The Historic Sites Fund of the National Trust for Historic Preservation has made a $20,850 matching grant award in support of the project. The Loudoun Preservation Society has made a $3,000 grant award and The Virginia Horticultural Foundation has made a $2,500 grant award.
The greenhouse at Oatlands is the second oldest extant greenhouse in the United States, and the oldest in the Commonwealth of Virginia. Built in 1810 by George Carter, the unique brick structure was state-of-the-art. It featured a sophisticated heating system that combined the radiant heat from a central compost pile, fireplaces and the southern exposure of a glass roof. The advanced heating system allowed vegetables and fruit, such as bananas and strawberries, to grow out of season.

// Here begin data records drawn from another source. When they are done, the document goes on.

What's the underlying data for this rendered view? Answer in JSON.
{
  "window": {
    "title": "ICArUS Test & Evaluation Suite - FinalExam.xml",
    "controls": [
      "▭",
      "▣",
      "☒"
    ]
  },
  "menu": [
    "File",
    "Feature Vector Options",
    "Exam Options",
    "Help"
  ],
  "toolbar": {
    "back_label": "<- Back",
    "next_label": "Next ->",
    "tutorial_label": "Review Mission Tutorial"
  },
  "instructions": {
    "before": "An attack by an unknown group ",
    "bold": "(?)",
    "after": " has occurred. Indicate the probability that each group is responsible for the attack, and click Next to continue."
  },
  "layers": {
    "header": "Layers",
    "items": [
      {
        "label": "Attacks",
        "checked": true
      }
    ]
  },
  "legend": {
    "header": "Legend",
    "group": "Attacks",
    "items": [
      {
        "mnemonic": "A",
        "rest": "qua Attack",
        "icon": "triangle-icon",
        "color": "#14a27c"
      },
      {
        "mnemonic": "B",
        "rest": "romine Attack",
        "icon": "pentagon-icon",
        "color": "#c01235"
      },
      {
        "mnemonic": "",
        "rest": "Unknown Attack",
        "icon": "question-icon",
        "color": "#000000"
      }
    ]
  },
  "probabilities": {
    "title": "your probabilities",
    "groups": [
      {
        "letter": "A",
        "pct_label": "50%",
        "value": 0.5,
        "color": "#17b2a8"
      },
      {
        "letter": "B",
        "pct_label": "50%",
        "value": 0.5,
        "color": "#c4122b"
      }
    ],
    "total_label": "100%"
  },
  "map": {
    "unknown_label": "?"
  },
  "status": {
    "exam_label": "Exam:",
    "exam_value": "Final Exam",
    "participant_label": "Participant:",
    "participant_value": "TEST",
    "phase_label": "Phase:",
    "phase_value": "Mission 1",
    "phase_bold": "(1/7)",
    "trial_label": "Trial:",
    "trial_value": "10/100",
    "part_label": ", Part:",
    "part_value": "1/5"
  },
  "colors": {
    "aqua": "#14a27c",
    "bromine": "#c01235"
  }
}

Once the repairs to the greenhouse are completed, the roof will be weather-tight and able to provide shelter to the many valuable tropical plants in Oatlands’ collection. The building will also be available to provide additional space for events and educational programs.
“The greenhouse is one of the most beautiful and unique buildings at Oatlands,” said McGimsey. “We look forward to making this unique space available for small cocktail parties, children’s birthday parties, perhaps with a dinosaur or jungle theme, garden classes and lectures.”